Question

 The line segment joining the midpoints of two sides of a triangle is parallel to the third side.

Answer 1

Hint: In this question, we will draw the triangle and then draw a line segment parallel to third sides and extend the line segment to meet this line at some point. Then we will use the AAS rule and properties of a parallelogram to prove. Since we know that the opposite sides of a parallelogram are parallel and equal, the proof will be simple.

Complete step by step answer:
Let us assume that ABC is a triangle where E and F are the midpoint of AB and AC respectively.

First, we will draw the triangle ABC and then draw a line segment parallel to AB and extend the EF to meet this line at D.
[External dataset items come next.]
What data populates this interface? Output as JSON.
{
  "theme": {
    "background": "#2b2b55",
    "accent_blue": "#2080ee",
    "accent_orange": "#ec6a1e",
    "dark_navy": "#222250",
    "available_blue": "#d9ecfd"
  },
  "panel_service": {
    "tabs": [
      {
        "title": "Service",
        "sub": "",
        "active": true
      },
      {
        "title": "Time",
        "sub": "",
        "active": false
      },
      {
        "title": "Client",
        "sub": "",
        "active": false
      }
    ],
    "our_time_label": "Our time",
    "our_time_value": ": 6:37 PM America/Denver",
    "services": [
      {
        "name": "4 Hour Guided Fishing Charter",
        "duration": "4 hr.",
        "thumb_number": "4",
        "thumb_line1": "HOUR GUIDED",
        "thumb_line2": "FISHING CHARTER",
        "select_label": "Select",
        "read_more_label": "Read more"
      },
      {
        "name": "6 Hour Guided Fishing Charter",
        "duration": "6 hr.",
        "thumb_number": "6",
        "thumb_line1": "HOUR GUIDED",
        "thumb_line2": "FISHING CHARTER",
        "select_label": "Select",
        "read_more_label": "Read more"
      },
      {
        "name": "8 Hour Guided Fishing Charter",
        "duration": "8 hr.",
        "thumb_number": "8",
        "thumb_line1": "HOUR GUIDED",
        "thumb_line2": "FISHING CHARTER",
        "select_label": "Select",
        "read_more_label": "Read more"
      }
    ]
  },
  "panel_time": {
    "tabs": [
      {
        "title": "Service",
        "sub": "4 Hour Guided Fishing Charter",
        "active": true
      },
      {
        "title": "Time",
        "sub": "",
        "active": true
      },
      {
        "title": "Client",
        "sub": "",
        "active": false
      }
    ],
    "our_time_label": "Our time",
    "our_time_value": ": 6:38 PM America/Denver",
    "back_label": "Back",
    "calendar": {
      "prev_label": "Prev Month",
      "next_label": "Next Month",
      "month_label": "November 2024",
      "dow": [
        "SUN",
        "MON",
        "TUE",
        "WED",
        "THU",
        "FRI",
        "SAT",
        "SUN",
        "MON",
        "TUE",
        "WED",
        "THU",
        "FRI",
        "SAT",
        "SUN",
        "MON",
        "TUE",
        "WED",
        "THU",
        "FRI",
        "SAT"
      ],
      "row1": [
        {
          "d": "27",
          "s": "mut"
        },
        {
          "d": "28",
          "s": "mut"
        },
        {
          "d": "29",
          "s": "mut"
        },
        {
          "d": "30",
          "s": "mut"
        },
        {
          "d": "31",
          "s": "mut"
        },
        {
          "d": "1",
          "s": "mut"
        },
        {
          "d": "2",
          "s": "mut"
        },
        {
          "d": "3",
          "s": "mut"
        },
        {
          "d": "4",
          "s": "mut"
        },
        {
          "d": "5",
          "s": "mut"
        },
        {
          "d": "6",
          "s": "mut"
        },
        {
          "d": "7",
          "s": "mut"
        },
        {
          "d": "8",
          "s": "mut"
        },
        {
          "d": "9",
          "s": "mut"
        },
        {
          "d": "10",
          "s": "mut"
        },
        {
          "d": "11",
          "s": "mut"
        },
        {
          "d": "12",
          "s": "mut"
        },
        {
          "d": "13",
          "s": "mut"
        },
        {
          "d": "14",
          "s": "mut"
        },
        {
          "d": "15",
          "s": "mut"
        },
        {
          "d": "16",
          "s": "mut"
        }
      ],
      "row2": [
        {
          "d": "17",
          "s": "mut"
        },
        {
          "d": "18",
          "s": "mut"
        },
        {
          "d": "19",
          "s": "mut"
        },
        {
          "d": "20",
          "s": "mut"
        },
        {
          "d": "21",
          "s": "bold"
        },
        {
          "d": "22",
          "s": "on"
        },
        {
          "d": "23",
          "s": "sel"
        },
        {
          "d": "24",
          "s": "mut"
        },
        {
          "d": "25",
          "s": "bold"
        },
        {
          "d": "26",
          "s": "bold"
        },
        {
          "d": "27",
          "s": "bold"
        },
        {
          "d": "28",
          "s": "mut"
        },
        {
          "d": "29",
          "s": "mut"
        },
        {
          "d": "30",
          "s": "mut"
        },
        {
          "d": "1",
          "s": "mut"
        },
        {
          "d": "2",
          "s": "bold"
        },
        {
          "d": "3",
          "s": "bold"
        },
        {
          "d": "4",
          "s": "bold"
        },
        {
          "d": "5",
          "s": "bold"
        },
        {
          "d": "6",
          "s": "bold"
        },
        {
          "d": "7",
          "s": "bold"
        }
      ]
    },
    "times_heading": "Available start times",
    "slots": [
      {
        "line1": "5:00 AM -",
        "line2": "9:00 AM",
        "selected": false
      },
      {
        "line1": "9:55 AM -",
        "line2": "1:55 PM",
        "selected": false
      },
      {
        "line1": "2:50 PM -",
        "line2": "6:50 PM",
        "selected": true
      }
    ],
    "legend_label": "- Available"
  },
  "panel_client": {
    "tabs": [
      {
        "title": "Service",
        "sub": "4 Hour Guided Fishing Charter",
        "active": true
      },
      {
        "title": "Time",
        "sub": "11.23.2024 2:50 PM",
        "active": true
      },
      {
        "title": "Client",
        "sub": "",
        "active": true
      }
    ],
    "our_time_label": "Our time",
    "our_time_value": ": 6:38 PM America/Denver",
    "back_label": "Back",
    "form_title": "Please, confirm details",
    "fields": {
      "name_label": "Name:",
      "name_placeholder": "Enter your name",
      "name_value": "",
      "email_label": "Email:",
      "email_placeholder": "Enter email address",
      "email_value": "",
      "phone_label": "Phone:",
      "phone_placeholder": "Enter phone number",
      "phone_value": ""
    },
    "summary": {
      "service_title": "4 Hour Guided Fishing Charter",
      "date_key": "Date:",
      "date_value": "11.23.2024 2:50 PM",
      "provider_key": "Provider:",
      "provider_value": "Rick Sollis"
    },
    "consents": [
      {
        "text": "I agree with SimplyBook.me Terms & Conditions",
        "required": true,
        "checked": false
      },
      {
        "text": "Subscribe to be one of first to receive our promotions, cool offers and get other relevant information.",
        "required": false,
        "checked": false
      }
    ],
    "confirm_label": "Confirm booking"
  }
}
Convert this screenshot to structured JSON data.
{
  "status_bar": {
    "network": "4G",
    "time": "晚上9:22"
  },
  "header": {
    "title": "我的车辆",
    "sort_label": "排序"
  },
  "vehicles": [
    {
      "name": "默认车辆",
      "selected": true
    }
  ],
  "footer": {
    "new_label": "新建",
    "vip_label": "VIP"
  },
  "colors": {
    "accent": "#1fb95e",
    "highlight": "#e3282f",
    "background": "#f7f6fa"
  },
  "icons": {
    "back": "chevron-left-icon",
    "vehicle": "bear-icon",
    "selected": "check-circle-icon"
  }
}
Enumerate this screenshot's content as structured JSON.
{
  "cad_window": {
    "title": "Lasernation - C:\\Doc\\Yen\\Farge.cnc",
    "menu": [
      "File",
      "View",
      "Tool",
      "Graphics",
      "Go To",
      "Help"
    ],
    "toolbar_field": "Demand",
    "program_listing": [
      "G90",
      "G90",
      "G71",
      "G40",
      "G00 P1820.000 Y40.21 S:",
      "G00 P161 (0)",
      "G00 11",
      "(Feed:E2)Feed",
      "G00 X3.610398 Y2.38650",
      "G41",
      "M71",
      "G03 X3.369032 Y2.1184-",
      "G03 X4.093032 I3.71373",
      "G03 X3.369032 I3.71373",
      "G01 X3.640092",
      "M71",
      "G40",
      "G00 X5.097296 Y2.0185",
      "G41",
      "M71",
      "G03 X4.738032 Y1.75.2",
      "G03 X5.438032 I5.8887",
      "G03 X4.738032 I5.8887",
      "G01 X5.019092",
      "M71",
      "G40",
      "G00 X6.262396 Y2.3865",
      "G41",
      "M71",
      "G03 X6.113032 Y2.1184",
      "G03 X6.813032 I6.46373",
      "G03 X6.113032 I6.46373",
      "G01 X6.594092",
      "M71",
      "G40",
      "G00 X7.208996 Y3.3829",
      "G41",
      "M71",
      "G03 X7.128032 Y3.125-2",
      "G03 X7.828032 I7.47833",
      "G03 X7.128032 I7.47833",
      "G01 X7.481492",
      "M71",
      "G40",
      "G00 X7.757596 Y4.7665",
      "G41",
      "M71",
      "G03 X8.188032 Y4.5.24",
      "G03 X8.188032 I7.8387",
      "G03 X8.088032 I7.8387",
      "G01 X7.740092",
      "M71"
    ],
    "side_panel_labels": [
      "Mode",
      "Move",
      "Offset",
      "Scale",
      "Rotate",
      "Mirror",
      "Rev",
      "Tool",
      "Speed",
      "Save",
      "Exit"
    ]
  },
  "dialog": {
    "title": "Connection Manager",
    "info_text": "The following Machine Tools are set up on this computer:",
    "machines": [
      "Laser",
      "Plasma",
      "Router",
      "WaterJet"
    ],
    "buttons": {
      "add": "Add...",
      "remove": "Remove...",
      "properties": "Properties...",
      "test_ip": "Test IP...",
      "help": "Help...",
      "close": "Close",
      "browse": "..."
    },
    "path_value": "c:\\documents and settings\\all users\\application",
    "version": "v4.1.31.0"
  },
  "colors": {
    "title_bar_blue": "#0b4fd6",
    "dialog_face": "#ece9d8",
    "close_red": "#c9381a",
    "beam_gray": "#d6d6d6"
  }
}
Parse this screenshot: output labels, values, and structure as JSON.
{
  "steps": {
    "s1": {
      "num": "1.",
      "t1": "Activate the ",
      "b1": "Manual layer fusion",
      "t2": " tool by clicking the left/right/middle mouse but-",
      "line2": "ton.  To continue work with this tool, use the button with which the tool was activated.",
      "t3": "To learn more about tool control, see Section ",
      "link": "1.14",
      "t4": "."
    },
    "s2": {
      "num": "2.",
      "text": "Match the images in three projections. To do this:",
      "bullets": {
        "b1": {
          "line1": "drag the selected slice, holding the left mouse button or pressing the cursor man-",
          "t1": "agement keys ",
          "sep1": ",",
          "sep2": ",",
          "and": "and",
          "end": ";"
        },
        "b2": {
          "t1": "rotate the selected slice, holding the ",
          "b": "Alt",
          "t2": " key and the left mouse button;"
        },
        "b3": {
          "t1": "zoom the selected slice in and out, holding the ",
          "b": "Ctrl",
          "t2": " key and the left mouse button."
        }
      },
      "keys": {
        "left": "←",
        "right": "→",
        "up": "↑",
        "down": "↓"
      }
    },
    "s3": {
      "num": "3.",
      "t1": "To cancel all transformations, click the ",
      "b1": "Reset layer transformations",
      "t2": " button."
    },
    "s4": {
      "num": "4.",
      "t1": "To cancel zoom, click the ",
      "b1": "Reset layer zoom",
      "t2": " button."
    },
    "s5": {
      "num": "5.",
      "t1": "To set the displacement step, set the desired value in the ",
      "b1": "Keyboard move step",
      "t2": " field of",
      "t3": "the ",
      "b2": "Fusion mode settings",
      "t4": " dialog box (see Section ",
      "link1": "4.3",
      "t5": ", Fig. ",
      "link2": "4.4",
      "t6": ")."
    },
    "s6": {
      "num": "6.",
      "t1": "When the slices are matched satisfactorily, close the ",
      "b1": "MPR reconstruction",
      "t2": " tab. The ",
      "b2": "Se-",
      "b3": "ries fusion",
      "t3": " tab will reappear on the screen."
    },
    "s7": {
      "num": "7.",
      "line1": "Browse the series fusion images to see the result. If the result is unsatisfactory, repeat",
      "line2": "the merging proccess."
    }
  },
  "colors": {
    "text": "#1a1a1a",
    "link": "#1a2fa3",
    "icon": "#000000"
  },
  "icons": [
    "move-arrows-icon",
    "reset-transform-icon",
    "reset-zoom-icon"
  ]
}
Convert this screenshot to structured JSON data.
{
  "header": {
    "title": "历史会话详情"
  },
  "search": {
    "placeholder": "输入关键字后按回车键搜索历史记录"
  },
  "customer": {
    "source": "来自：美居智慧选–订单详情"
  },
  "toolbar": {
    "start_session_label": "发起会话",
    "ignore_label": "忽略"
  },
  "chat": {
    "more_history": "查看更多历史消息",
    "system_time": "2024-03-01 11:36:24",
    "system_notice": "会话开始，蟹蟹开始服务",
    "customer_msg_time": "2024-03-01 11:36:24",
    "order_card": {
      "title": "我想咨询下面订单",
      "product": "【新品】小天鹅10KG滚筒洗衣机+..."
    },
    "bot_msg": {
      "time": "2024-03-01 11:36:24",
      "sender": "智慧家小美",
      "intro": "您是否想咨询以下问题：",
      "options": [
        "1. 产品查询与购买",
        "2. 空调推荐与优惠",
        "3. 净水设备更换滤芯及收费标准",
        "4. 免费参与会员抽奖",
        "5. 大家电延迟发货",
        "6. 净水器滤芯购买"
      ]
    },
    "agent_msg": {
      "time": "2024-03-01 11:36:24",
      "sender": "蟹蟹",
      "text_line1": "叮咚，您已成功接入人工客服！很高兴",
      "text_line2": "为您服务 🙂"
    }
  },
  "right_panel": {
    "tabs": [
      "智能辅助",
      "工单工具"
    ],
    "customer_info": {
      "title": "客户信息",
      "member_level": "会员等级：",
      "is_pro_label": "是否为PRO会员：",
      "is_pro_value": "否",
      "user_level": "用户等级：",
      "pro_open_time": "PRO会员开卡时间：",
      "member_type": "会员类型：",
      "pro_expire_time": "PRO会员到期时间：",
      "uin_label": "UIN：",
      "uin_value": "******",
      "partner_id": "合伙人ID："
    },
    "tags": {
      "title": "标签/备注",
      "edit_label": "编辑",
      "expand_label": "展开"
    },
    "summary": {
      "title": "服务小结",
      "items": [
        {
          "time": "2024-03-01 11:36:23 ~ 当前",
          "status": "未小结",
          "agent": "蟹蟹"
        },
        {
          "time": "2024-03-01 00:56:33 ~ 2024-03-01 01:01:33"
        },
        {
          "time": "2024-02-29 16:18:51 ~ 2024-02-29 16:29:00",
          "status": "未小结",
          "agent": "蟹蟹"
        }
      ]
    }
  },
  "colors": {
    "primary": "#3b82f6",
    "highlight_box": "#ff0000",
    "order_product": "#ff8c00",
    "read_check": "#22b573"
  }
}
Since we know that the line segment AB is parallel to CD with transversal ED.

Using the fact that \[\angle {\text{AEF}}\] and \[\angle {\text{CDF}}\] are alternate angles, we get

\[ \Rightarrow \angle {\text{AEF}} = \angle {\text{CDF ......eq.(1)}}\]

In triangles \[\Delta {\text{AEF}}\] and \[\Delta {\text{CDF}}\], we have

Since \[\angle {\text{AFE}}\]and \[\angle {\text{CFD}}\] are vertically opposite angles, \[\angle {\text{AFE}} = \angle {\text{CFD}}\].

As F is mid point of the line segment AC, we have \[{\text{AF}} = {\text{CF}}\].

We know that in AAS rule, when two angles and a side of two triangles are the same, then both triangles are congruent with each other.

Using the above AAS rule, we get
\[\therefore \Delta {\text{AEF}} \cong \Delta {\text{CDF}}\]

Being the corresponding parts of congruent triangles \[\Delta {\text{AEF}}\] and \[\Delta {\text{CDF}}\], the line segments EA and DC are equal.

But E is midpoint of AB, \[{\text{EA}} = {\text{EB}}\].

Hence, we have from above that \[{\text{EB}} = {\text{DC}}\].

Now in EBCD, we have that \[{\text{EB}} = {\text{DC}}\] and \[{\text{EB||DC}}\].

Thus, we have found out the one pair of opposite sides is equal and parallel.

Therefore, EBCD is a parallelogram.

Since opposite sides of a parallelogram are parallel, so the line segments ED and BC are parallel.

Hence, proved.

Note: In such types of problems, students should draw a figure first and also construct a line parallel to one side of the triangle. Then prove that quadrilateral is also a parallelogram and we know opposite sides of a parallelogram are parallel and equal.